Les idoles des Chinois

Les idoles ont toujours représenté les valeurs d’une population à un moment précis de son histoire. Vue d'ensemble de celles qui ont fait vibrer la société chinoise depuis 60 ans.

XIN XIN

En Chine traditionnelle, le culte des idoles était déjà florissant. Après 1949, de nombreuses idoles populaires, dont Confucius pour qui l’autorité officielle avait toujours éprouvé de l’estime, ont été renversées. Un nouveau système de valeurs et des idéologies nouvelles ont donné naissance à un culte des idoles renouvelé.

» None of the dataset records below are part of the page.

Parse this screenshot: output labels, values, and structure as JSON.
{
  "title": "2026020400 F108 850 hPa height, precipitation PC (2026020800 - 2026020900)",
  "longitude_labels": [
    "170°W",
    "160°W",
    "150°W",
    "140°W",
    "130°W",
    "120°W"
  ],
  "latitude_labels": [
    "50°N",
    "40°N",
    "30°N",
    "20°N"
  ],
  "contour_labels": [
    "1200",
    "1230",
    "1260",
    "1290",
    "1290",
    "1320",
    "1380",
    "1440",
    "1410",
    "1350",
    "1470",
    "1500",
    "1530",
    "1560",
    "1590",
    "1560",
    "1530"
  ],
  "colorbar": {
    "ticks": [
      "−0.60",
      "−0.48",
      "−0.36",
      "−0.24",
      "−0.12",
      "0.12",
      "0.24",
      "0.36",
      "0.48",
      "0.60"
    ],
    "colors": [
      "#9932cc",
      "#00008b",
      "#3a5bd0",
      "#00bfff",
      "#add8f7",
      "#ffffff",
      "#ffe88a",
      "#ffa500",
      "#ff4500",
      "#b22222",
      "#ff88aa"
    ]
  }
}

À cette époque-là, c’est sans contredit à Mao Zedong que revient la palme de la popularité.

Mao Zedong : la super idole

Au sein du Parti communiste chinois (PCC), le statut de Mao Zedong n’a été établi qu’en 1945, année où, lors de l’une des réunions du Parti, la « pensée de Mao Zedong » a été désignée comme guide de toutes les actions du PCC. Mao en avait auparavant été évincé, mais avec l’approfondissement de la révolution chinoise, les explications qu’il avait fournies sur le marxisme, en tenant compte de la réalité chinoise, ont été pleinement acceptées par le PCC. Bien qu’il ait lui-même répété à plusieurs reprises qu’il n’était pas d’accord avec l’utilisation de la formule « pensée de Mao Zedong », le culte pour cette pensée a peu à peu été poussé jusqu’à la superstition. Dans la Chine des années 1960, Mao était considéré comme le « plus grand talent du monde ».

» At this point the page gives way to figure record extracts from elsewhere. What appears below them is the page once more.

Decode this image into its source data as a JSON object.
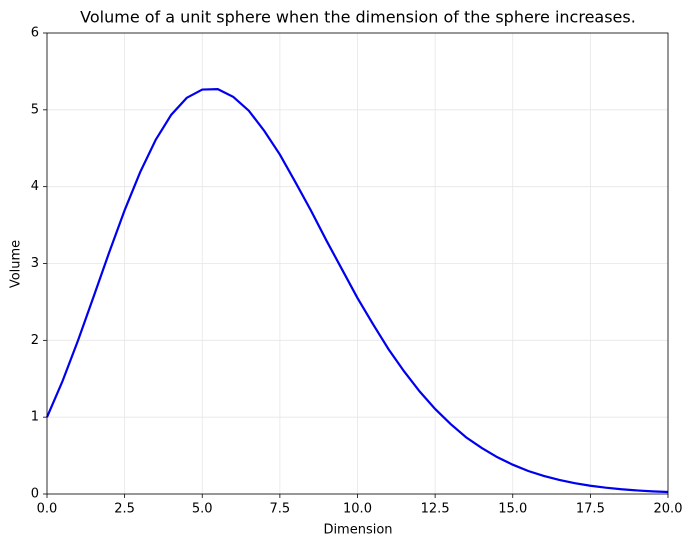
{
  "chart_data": {
    "type": "line",
    "title": "Volume of a unit sphere when the dimension of the sphere increases.",
    "xlabel": "Dimension",
    "ylabel": "Volume",
    "x": [
      0,
      0.5,
      1,
      1.5,
      2,
      2.5,
      3,
      3.5,
      4,
      4.5,
      5,
      5.5,
      6,
      6.5,
      7,
      7.5,
      8,
      8.5,
      9,
      9.5,
      10,
      10.5,
      11,
      11.5,
      12,
      12.5,
      13,
      13.5,
      14,
      14.5,
      15,
      15.5,
      16,
      16.5,
      17,
      17.5,
      18,
      18.5,
      19,
      19.5,
      20
    ],
    "series": [
      {
        "name": "Volume",
        "color": "#0000ee",
        "values": [
          1,
          1.4688,
          2,
          2.5674,
          3.1416,
          3.693,
          4.1888,
          4.6094,
          4.9348,
          5.1563,
          5.2638,
          5.2697,
          5.1677,
          4.9884,
          4.7248,
          4.4182,
          4.0587,
          3.6902,
          3.2985,
          2.9245,
          2.5502,
          2.2098,
          1.8841,
          1.5967,
          1.3353,
          1.1066,
          0.9106,
          0.7371,
          0.5993,
          0.4798,
          0.3814,
          0.299,
          0.2353,
          0.1828,
          0.1409,
          0.1074,
          0.0821,
          0.0621,
          0.0466,
          0.0346,
          0.0258
        ]
      }
    ],
    "xlim": [
      0,
      20
    ],
    "xticks": [
      {
        "value": 0,
        "label": "0.0"
      },
      {
        "value": 2.5,
        "label": "2.5"
      },
      {
        "value": 5,
        "label": "5.0"
      },
      {
        "value": 7.5,
        "label": "7.5"
      },
      {
        "value": 10,
        "label": "10.0"
      },
      {
        "value": 12.5,
        "label": "12.5"
      },
      {
        "value": 15,
        "label": "15.0"
      },
      {
        "value": 17.5,
        "label": "17.5"
      },
      {
        "value": 20,
        "label": "20.0"
      }
    ],
    "ylim": [
      0,
      6
    ],
    "yticks": [
      0,
      1,
      2,
      3,
      4,
      5,
      6
    ],
    "grid": true
  }
}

C’est ainsi que cet homme est devenu une « divinité » vénérée de tout le peuple. Au début de la Révolution culturelle (1966-1976), beaucoup d’intellectuels de tous les coins du pays affluaient à Beijing simplement pour l’apercevoir. Lorsque les jeunes savaient que Mao allait se présenter à la tribune de la place Tian’anmen, ils se bousculaient sur la plus grande place du monde, débordants d’enthousiasme. Et lorsque Mao leur faisait un signe de la main, ils criaient à haute voix : « Vive le président Mao! » Pendant la Révolution culturelle, Mao Zedong a donné huit audiences aux 12 millions de Gardes rouges venus de différentes régions. Les citations de Mao Zedong étaient considérées un peu comme La Bible. Dans les années 1980, Li Weihan, un théoricien ayant beaucoup d’ancienneté au PCC, a indiqué que le culte de la personnalité que l’on vouait à Mao Zedong était une séquelle des coutumes féodales et que la « divinité Mao Zedong » était une « invention » populaire.

Après les années 1990, un grand nombre de biographies et de livres de recherches sur Mao Zedong a été publié. On considère que Mao Zedong a été déboulonné de son autel divin durant ce processus. Aujourd’hui, bien que les gens ne parlent plus constamment du président Mao, celui-ci reste l’une des idoles les plus importantes dans le cœur des Chinois. En 1995, une grande enquête réalisée par le Zhongguo qingnian bao (Quotidien de la jeunesse de Chine) a révélé que la première idole des jeunes était Mao Zedong. Plus de 60 % de ces jeunes sont nés après les années 1970. En 2005, selon une autre enquête réalisée à l’échelle nationale auprès des lycéens, Mao Zedong restait à la tête du palmarès de leurs héros.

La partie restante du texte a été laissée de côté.